J. Planar Chromatogr. 13, 106-113 (2000). Study of the chromatographic behavior of a series of (26) estradiol and estrone derivatives on silica gel with binary nonaqueous mobile phases and on C8- and C18-modified silica with binary aqueous mobile phases. HPTLC on silica gel or silica RP-8 resp. RP-18. Spots were observed under UV 254 nm.

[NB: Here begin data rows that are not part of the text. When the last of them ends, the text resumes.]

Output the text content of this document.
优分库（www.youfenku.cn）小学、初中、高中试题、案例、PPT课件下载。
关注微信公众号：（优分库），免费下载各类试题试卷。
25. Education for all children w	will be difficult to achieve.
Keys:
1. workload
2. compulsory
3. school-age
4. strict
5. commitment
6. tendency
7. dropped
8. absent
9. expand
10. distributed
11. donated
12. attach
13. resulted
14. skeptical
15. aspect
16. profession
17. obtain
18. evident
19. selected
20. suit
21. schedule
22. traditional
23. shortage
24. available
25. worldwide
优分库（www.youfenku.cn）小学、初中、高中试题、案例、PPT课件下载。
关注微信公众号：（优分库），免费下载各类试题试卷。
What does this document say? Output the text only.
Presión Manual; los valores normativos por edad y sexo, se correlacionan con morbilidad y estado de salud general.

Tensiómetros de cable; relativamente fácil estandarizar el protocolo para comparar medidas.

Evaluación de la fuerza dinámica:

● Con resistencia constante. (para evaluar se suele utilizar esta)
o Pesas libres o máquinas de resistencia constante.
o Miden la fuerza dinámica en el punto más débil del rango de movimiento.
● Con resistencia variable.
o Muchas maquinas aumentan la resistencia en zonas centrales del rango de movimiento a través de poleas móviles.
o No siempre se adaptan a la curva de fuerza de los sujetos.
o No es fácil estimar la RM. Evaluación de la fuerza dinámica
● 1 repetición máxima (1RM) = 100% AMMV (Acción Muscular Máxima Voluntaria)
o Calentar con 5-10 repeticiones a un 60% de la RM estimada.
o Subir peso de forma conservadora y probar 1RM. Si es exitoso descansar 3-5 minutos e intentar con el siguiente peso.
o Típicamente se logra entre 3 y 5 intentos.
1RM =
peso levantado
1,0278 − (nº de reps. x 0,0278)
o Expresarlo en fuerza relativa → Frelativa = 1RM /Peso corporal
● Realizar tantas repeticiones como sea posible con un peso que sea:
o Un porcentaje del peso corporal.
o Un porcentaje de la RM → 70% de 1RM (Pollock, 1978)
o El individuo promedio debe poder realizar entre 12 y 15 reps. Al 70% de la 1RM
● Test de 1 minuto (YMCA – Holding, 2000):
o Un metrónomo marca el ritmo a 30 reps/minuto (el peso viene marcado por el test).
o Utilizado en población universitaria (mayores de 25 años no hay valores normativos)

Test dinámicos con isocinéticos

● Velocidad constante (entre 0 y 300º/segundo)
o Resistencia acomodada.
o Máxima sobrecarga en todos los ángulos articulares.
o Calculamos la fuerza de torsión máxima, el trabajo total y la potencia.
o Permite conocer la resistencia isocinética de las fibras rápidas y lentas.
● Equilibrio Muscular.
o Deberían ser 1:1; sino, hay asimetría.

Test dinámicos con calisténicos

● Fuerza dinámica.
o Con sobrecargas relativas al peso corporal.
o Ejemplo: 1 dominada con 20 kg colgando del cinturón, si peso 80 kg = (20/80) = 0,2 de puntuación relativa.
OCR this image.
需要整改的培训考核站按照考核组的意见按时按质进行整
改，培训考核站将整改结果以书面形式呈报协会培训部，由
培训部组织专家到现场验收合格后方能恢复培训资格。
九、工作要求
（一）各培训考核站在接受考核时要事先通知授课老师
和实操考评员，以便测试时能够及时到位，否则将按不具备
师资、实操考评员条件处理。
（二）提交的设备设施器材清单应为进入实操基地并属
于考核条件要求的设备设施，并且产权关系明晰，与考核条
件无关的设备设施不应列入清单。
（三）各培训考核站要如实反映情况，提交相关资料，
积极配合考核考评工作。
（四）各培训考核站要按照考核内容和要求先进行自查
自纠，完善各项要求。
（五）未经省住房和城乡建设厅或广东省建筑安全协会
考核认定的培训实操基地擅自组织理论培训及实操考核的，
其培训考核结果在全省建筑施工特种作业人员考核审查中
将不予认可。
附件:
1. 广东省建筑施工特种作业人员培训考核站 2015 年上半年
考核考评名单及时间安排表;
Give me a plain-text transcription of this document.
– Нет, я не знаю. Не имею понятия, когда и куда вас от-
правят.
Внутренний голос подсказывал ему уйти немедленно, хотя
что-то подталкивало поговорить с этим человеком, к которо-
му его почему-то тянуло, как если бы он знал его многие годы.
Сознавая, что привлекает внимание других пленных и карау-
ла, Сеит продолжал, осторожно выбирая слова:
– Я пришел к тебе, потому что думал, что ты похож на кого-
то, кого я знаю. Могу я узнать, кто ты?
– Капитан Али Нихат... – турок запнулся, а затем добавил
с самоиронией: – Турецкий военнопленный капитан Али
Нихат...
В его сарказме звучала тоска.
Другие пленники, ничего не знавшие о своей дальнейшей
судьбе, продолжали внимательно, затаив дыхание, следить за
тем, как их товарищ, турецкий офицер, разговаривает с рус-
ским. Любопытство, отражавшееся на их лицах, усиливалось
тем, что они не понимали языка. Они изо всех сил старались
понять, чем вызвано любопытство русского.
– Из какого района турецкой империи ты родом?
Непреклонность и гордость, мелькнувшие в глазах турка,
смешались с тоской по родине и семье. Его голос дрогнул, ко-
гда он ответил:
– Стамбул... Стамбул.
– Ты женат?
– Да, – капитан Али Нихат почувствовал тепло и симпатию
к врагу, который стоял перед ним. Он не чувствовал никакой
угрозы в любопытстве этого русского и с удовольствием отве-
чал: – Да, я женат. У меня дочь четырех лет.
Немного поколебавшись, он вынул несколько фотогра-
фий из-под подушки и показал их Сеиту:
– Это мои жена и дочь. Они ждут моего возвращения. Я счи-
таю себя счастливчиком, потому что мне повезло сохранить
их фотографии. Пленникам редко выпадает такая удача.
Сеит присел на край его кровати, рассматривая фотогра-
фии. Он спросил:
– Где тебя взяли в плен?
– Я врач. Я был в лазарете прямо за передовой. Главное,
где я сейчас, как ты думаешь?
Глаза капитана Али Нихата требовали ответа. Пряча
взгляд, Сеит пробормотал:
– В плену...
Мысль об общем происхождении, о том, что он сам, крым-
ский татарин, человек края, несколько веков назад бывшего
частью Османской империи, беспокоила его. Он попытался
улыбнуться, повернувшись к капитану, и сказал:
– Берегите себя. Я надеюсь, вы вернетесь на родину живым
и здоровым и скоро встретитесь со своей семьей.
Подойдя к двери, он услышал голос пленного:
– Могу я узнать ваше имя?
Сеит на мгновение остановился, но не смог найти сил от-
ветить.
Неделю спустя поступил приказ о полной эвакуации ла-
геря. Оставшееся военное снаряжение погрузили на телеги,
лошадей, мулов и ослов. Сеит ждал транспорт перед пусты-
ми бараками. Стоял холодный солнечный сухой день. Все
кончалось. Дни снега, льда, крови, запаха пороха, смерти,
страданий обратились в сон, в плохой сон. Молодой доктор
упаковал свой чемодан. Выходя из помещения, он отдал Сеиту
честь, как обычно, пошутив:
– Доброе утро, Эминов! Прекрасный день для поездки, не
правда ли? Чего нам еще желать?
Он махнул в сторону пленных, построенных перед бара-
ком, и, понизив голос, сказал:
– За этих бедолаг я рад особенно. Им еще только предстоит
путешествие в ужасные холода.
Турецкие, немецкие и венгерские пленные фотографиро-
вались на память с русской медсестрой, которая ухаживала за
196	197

PLoS ONE 9(1), e1003109 (2013). In order to understand how Borrelia burgdorferi acquires cholesterol from its host, five experiments were performed. HPTLC on silica gel with chloroform – methanol 17:3, the lipids were extracted through the Bligh and Dyer method: (1) from the spirochete incubated 4 h in a medium containing 4 mg/L BODIPY-cholesterol (fluorescing only in hydrophobic environment), (2) from the spirochete incubated 2 h in a medium containing 10 µCi/L tritiated cholesterol, (3) from HeLa cells incubated with the spirochete itself charged with tritiated cholesterol (after removal of all spirochetes). The same analysis was applied (4) to the purified outer membrane vesicles of the spirochete previously charged with BODIPY-cholesterol. In cases (1) and (4), UV detection showed that the BODIPY-cholesterol is incorporated into the cholesterol glycolipids of B. burgdorferi, whereas without incubation it has the same hRf as cholesterol. In cases (1), (2) and (4), iodine staining made free cholesterol and cholesterol-glycolipids (galactopyranosides) visible, but no other (cholesterol-free) lipids. In case (2), the chromatogram was sprayed with EN3HANCE Spray (DuPont), exposed using BioMax MR Film (Kodak) for 4 and 14 days at −80 °C and developed using a Medical Film Processor Model SRX-101A (Konica); the radiolabelled cholesterol was shown incorporated into the cholesterol-glycolipids. In cases (2) and (3), the radiolabelled zones on the layer were scraped off and analyzed by liquid scintillation counting; cholesterol-glycolipids were found (more than free cholesterol) transferred from the spirochete to the HeLa plasmalemma.